Children to receive the vaccine. TOKYO The COVID-19 vaccine for children between the ages of 5 and 11 was classified in the health ministry as a quick shot without cost. But, the health ministry also decided that children within this age range will be exempted from the law that demands people try to get vaccines as it’s difficult to determine how many parents and guardians will allow their children to get the vaccine.
Local governments are battling with how to manage the introduction of these vaccines. It could begin by the close of the month.
Whether parents should be required to take steps to ensure that children aged 5-11 are vaccine-free was the most important agenda item at the meeting of the Health, Labor, and Welfare Ministry expert subcommittee that met on Thursday
“There isn’t sufficient scientific evidence showing the vaccine’s effectiveness against the omicron variant of the novel coronavirus,” was the consensus of the subcommittee.
“I think getting public support for such a move will be difficult,” was another view.
U.S. Pharmaceutical company Pfizer Inc. manufactured this vaccine for children. A clinical study conducted by Pfizer conducted with 2,000 participants in the summer of 2013 confirmed that the vaccine’s 90.7 percent efficient in preventing symptoms of COVID-19. But the delta variant was the most prevalent at the time, which means the department is taking a more cautious approach.
“The vaccine can be expected to have an effect against omicron, but at the moment, we can’t definitively say that it does,” an official in the ministry said.
Some children have become unwell following the discovery of the coronavirus novel. Omicron also has a lower chance of causing severe illnesses. These facts bolstered the opinions of subcommittee members who were cautious regarding the legality of requiring attempts to immunize children with this vaccine.
SHOTS FOR TOTS: John Valencia takes a swab from Arcen Rey Carlos, as his dad, Arceo Carlos Jr., holds him during free COVID-19 testing offered by Guam Radiology across from Oka Payless Jan. 26 in Tamuning. Arcen will turn 5 in one day and his dad said he would be getting the vaccine. Post file photo
A subcommittee member believed that the lawful “duty to endeavor to receive vaccination” should be extended to the age group 5-11.
“It’s possible to even more young children will catch the virus, and there are reports from overseas of children who become very sick,” was one view.
A different opinion suggested that not applying the law “could give the impression that the vaccination is unnecessary.”
The spread of the virus has been increasing in children under 10 in Japan. As per the Ministry of Health, 76.856 children contracted the virus between February. 2 and 8.
The subcommittee, however, agreed that a system must be “quickly put in place” to ensure that children are vaccinated against the significant risk of becoming sick, such as those suffering from heart disease.
“The wishes of people who don’t want to receive the vaccine must be respected,” said Keio University Prof. Tetsu Isobe, a subcommittee chairman and expert in medical law. “On the flip side, we should create an environment in which people who want the vaccine can get it and decide based on information provided.”
The ministry will prepare an informational pamphlet that explains the risks and benefits of the vaccination to aid parents in understanding the importance of the vaccine.
The decision to exclude small children from the lawful requirement to try to get vaccines has frightened officials from local governments.
“We’re concerned that fewer people might come forward for the vaccine,” stated an official of the local government of Bunkyo Ward in Tokyo.

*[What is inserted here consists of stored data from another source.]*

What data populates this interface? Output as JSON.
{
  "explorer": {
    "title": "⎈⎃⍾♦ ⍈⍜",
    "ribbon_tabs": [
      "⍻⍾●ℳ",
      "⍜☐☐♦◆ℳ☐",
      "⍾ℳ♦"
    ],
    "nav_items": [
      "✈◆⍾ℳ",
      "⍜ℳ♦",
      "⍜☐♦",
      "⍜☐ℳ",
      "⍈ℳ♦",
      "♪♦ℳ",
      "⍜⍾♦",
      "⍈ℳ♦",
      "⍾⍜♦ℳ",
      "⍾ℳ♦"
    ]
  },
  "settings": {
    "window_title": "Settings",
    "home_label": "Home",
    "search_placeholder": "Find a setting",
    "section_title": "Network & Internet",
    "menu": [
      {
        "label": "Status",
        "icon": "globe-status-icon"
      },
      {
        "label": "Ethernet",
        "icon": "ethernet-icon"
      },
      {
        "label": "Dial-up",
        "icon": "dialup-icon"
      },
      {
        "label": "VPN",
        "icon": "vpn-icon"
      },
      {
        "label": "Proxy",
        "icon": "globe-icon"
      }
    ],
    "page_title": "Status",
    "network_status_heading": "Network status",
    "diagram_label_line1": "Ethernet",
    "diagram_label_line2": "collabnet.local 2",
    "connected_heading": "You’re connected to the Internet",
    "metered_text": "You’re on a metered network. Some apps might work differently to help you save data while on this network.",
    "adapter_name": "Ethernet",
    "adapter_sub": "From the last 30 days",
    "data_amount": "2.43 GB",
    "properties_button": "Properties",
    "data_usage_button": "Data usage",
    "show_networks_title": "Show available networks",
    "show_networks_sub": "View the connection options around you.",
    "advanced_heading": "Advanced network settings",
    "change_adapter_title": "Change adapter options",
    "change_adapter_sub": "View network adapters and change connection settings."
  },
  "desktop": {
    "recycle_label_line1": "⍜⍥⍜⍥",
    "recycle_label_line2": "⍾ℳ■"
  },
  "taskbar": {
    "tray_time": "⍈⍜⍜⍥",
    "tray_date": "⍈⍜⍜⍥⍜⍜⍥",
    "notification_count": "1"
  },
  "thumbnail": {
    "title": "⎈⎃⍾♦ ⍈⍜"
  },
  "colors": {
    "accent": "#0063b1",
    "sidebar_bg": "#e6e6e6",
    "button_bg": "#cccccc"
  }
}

The vaccine given to children aged 5-11 is provided in a lower dose and is then diluted differently than the vaccine given to people older than 12. Each bottle of children’s vaccine has ten quantities. This is four more than the standard vaccine.
Bunkyo Ward plans to establish vaccination facilities specifically for children aged 5-11 due to the concern that medical institutions may struggle to gather ten children simultaneously. However, Bunkyo Ward is concerned that the plan may be flawed.

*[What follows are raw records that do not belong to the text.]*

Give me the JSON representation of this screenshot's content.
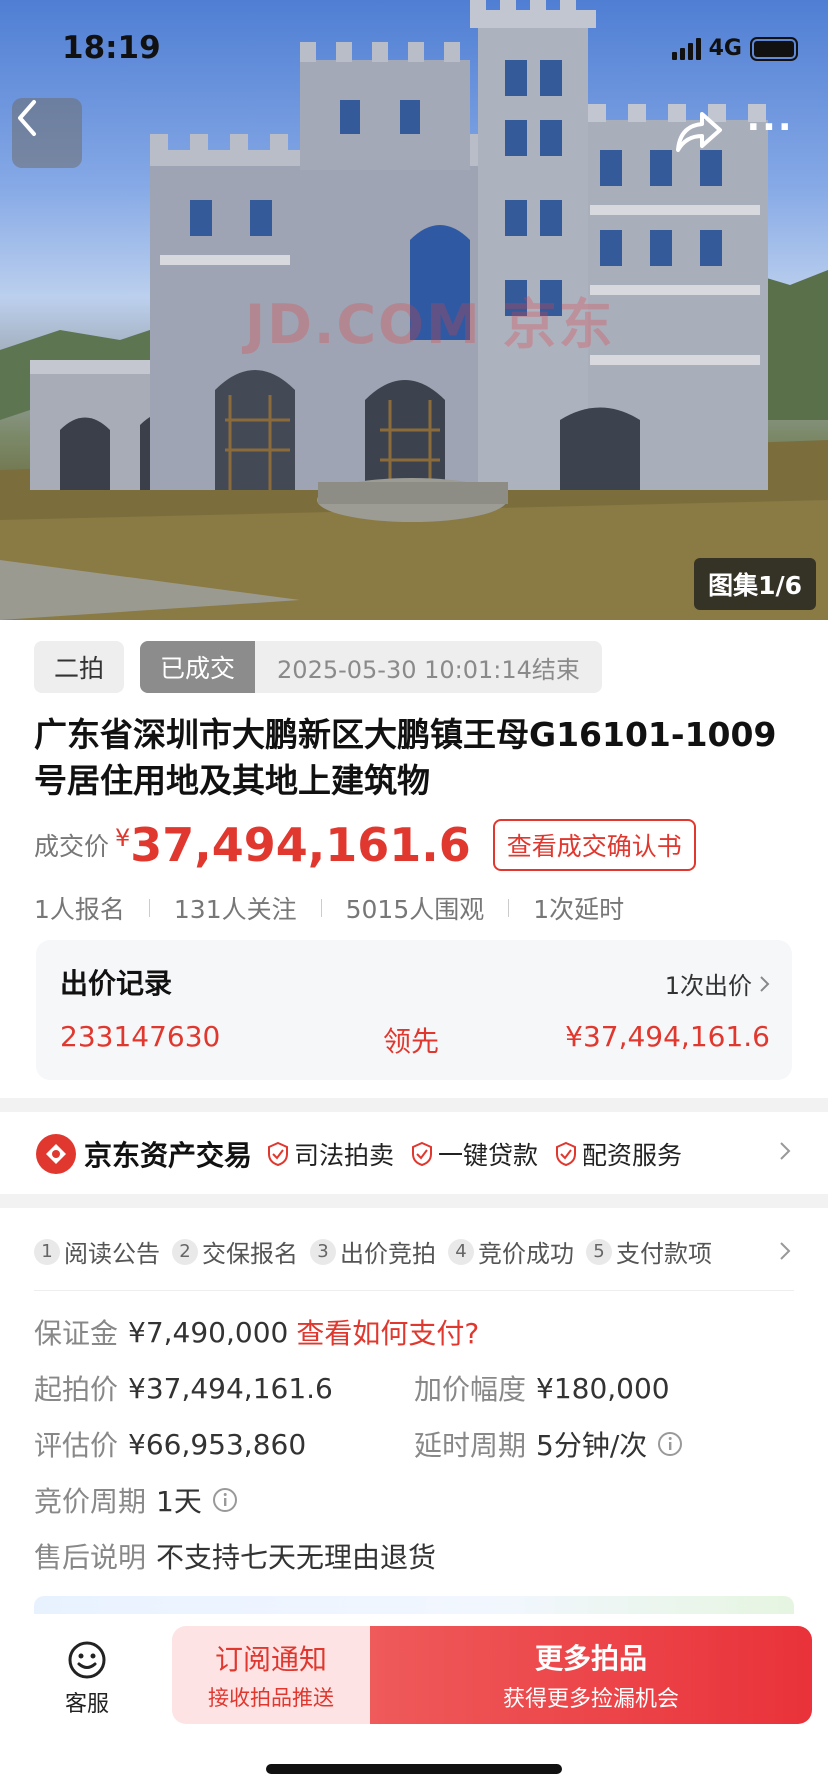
{
  "status_bar": {
    "time": "18:19",
    "network": "4G"
  },
  "hero": {
    "watermark": "JD.COM 京东",
    "gallery_counter": "图集1/6"
  },
  "auction": {
    "round": "二拍",
    "status": "已成交",
    "end_time": "2025-05-30 10:01:14结束",
    "title": "广东省深圳市大鹏新区大鹏镇王母G16101-1009号居住用地及其地上建筑物",
    "price_label": "成交价",
    "currency_symbol": "¥",
    "price": "37,494,161.6",
    "confirm_button": "查看成交确认书"
  },
  "stats": {
    "signups": "1人报名",
    "followers": "131人关注",
    "views": "5015人围观",
    "extensions": "1次延时"
  },
  "bid_record": {
    "title": "出价记录",
    "count": "1次出价",
    "user_id": "233147630",
    "status": "领先",
    "amount": "¥37,494,161.6"
  },
  "jd_bar": {
    "brand": "京东资产交易",
    "features": [
      "司法拍卖",
      "一键贷款",
      "配资服务"
    ]
  },
  "steps": [
    {
      "num": "1",
      "label": "阅读公告"
    },
    {
      "num": "2",
      "label": "交保报名"
    },
    {
      "num": "3",
      "label": "出价竞拍"
    },
    {
      "num": "4",
      "label": "竞价成功"
    },
    {
      "num": "5",
      "label": "支付款项"
    }
  ],
  "details": {
    "deposit_label": "保证金",
    "deposit_value": "¥7,490,000",
    "deposit_link": "查看如何支付?",
    "start_label": "起拍价",
    "start_value": "¥37,494,161.6",
    "increment_label": "加价幅度",
    "increment_value": "¥180,000",
    "appraisal_label": "评估价",
    "appraisal_value": "¥66,953,860",
    "delay_label": "延时周期",
    "delay_value": "5分钟/次",
    "cycle_label": "竞价周期",
    "cycle_value": "1天",
    "aftersale_label": "售后说明",
    "aftersale_value": "不支持七天无理由退货"
  },
  "bottom_bar": {
    "service_label": "客服",
    "subscribe_main": "订阅通知",
    "subscribe_sub": "接收拍品推送",
    "more_main": "更多拍品",
    "more_sub": "获得更多捡漏机会"
  },
  "colors": {
    "accent": "#e0382f",
    "status_tag": "#8c8c8c"
  }
}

“If fewer children than anticipated come along, some vaccine might get discarded,” a ward official said.
Edogawa Ward is making arrangements to administer vaccines to children in around 80 medical facilities, including pediatric and internal medicine clinics.
“I’m not for making this vaccine subject to the law requiring efforts to get vaccinated,” stated the head of one of the targeted clinics within the ward. “I want guardians to decide what they want to do for their children, without being swayed by what people around them say.”
Making steps to combat discrimination or bullying triggered by vaccinations will also be crucial.
The Kobe government plans to vaccinate children in a single manner instead of holding mass vaccinations in schools. This summer, the city was contemplating organizing mass vaccinations for children aged 12-15 but was forced to cancel the idea after a torrent of complaints from parents. The city was concerned that such activities could cause bullying as each student’s vaccination status will be known by other students at school.
Kawasaki University of Medical Welfare Prof. Kazunobu Ouchi said a flexible approach is needed.